Un écosystème en sursis

Au Sénégal, cette réalité est encore plus préoccupante puisque ce sont des milliers d'hectares de mangroves qui ont été détruits : sècheresses, construction de routes qui empêchent la circulation de l’eau, activités humaines, exploitation du bois, ont fait disparaître ce milieu pourtant essentiel aux hommes et à la nature. En effet, de nombreuses espèces, notamment les poissons et les crustacés, se reproduisent au sein de ce milieu avant de gagner les océans.
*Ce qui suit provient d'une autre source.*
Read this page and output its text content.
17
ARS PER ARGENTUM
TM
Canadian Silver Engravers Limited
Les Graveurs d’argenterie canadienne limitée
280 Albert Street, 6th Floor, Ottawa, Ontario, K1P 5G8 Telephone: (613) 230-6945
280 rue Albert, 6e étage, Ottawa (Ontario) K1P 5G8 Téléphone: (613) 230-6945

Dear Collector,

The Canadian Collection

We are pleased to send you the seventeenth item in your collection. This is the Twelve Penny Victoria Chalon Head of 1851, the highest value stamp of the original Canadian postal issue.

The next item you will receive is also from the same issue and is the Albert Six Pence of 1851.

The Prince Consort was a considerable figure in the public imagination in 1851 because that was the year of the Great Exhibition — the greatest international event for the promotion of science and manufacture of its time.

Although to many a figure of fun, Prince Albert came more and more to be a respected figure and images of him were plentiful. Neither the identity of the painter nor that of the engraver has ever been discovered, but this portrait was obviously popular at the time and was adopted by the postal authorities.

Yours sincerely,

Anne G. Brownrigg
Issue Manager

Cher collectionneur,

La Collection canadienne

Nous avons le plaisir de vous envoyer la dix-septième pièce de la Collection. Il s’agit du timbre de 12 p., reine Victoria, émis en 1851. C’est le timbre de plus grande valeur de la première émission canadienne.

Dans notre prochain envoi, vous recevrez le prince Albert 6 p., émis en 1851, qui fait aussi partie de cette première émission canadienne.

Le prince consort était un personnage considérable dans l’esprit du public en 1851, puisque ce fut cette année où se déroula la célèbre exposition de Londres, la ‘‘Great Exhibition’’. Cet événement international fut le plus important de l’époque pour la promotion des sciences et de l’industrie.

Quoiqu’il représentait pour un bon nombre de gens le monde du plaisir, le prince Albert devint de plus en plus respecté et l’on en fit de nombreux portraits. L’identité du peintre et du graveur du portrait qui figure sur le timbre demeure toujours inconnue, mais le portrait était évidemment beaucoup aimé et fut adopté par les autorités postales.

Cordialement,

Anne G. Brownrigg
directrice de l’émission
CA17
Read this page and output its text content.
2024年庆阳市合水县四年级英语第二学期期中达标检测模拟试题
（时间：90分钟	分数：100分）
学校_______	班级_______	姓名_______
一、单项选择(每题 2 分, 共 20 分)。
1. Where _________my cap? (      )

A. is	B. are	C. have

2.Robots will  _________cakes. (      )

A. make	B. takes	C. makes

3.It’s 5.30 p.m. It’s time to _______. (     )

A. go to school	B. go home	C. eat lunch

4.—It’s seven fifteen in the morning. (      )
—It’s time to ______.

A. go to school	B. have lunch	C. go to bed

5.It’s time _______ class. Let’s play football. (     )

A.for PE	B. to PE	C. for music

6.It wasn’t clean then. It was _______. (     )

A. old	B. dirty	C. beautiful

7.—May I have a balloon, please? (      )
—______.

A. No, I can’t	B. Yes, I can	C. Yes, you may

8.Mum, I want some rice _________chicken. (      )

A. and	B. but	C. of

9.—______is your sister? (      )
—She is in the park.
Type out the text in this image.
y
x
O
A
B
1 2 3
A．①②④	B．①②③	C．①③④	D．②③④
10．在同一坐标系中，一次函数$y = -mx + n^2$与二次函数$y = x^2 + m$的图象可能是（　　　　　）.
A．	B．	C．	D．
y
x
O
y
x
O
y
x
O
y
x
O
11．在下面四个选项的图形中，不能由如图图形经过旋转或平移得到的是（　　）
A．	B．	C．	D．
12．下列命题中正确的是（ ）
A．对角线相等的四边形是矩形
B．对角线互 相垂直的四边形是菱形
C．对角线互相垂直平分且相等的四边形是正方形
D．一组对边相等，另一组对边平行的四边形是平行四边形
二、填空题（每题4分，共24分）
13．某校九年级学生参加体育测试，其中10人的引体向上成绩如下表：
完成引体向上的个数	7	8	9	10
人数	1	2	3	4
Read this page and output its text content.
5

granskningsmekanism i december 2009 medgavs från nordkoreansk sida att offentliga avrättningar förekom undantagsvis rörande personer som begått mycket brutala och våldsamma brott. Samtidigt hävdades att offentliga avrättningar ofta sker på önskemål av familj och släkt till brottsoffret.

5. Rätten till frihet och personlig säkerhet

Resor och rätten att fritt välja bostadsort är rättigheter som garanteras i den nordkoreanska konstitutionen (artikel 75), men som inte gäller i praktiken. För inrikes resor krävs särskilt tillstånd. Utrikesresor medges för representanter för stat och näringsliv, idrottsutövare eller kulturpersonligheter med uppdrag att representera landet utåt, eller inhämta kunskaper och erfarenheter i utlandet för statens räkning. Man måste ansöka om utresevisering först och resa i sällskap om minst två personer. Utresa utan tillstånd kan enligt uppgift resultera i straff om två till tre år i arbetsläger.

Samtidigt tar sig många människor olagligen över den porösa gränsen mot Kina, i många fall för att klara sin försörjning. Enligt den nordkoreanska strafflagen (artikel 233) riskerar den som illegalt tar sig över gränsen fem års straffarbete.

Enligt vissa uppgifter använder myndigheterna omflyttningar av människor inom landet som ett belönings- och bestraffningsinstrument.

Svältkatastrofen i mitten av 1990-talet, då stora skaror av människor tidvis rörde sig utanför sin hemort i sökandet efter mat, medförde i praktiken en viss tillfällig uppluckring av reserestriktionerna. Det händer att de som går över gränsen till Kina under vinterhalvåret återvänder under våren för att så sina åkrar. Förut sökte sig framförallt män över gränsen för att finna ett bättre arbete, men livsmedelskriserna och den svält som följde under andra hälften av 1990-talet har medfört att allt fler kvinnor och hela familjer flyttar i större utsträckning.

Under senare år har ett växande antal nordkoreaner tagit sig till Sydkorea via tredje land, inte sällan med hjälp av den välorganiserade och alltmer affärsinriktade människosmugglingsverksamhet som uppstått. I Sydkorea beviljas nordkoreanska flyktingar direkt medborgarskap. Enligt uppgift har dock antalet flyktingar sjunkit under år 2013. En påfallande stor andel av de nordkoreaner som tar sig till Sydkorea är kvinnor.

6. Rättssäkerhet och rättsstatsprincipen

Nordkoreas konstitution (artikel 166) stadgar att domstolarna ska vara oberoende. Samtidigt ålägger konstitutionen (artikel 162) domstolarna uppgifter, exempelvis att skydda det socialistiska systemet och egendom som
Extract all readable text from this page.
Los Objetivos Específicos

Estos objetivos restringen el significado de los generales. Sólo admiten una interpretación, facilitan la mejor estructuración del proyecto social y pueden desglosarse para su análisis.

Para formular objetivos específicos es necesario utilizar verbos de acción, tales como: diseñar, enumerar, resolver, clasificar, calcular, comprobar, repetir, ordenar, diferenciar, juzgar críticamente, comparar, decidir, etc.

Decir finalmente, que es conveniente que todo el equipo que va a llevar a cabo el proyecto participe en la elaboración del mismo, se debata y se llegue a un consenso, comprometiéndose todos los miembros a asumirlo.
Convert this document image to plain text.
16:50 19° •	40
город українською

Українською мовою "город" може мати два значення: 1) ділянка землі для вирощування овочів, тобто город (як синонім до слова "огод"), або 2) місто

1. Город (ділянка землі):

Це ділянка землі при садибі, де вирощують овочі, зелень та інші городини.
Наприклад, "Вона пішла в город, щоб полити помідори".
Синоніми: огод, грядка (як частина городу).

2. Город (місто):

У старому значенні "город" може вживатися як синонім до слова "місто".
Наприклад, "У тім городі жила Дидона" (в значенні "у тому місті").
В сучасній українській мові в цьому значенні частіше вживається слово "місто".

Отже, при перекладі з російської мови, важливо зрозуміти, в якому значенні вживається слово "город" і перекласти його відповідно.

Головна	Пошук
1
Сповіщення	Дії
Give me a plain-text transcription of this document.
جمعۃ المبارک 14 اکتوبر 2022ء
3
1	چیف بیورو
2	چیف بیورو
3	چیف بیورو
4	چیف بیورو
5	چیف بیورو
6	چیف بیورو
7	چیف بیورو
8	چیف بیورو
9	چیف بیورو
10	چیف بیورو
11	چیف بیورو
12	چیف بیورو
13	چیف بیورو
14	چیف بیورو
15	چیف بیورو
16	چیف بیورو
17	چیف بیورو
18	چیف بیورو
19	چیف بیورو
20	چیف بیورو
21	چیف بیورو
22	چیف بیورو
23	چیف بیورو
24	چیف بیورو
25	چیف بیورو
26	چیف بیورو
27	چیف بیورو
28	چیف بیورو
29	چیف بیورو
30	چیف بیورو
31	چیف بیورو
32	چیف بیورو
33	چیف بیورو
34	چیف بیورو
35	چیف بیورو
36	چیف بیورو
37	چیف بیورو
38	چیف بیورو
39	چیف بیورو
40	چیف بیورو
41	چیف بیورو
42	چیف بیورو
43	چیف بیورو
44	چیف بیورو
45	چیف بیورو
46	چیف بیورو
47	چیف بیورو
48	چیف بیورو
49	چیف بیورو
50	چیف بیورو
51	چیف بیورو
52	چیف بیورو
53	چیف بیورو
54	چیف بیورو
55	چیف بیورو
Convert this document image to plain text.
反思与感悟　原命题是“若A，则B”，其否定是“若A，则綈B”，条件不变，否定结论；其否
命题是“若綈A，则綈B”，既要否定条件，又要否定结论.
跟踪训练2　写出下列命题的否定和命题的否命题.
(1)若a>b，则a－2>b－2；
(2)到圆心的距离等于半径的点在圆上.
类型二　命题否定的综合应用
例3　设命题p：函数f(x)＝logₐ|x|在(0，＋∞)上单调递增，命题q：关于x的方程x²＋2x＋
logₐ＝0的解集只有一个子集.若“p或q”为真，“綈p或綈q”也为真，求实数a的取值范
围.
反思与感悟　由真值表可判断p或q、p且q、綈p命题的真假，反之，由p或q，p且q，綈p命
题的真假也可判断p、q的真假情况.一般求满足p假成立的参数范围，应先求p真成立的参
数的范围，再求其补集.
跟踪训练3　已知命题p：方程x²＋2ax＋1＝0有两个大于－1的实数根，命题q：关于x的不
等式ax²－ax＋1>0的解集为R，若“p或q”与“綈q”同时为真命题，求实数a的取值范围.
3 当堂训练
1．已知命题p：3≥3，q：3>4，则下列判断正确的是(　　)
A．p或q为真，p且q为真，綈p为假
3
La mangrove sert également de barrière naturelle entre l’océan et les terres, protégeant la côte des tempêtes, des cyclones ou de la houle. Elle opère également comme un filtre naturel, ses racines purifiant l’eau.

Des actions de protection

Face à cette situation, l’association Océanium de Dakar, soutenue par Beauval Nature, tente de protéger et replanter les mangroves du Sénégal. A l’aide des communautés locales et des villageois qui se sont engagés dans ce projet, ce sont plus de 100 millions de propagules (graines de palétuviers) qui ont déjà été plantées à la main sur 15 000 hectares. Les cueilleurs et planteurs reçoivent un salaire pour leur travail de replantation. Des microcrédits ont été mis en place pour garantir le développement d’activités maraîchères. Une stratégie gagnante qui encourage l’économie locale et offre un emploi aux habitants, particulièrement aux femmes. Le projet est donc écologique, économique  mais également social et éducatif. En 2017, une récolte de fonds a été organisée via la plateforme Ulule, afin de récolter 15 000 € pour la restauration de la mangrove de Marsassoum. Au total, ce sont 19 160€ qui ont été récoltés pour la restauration de cette mangrove, dont 8 000€ donnés par Beauval Nature.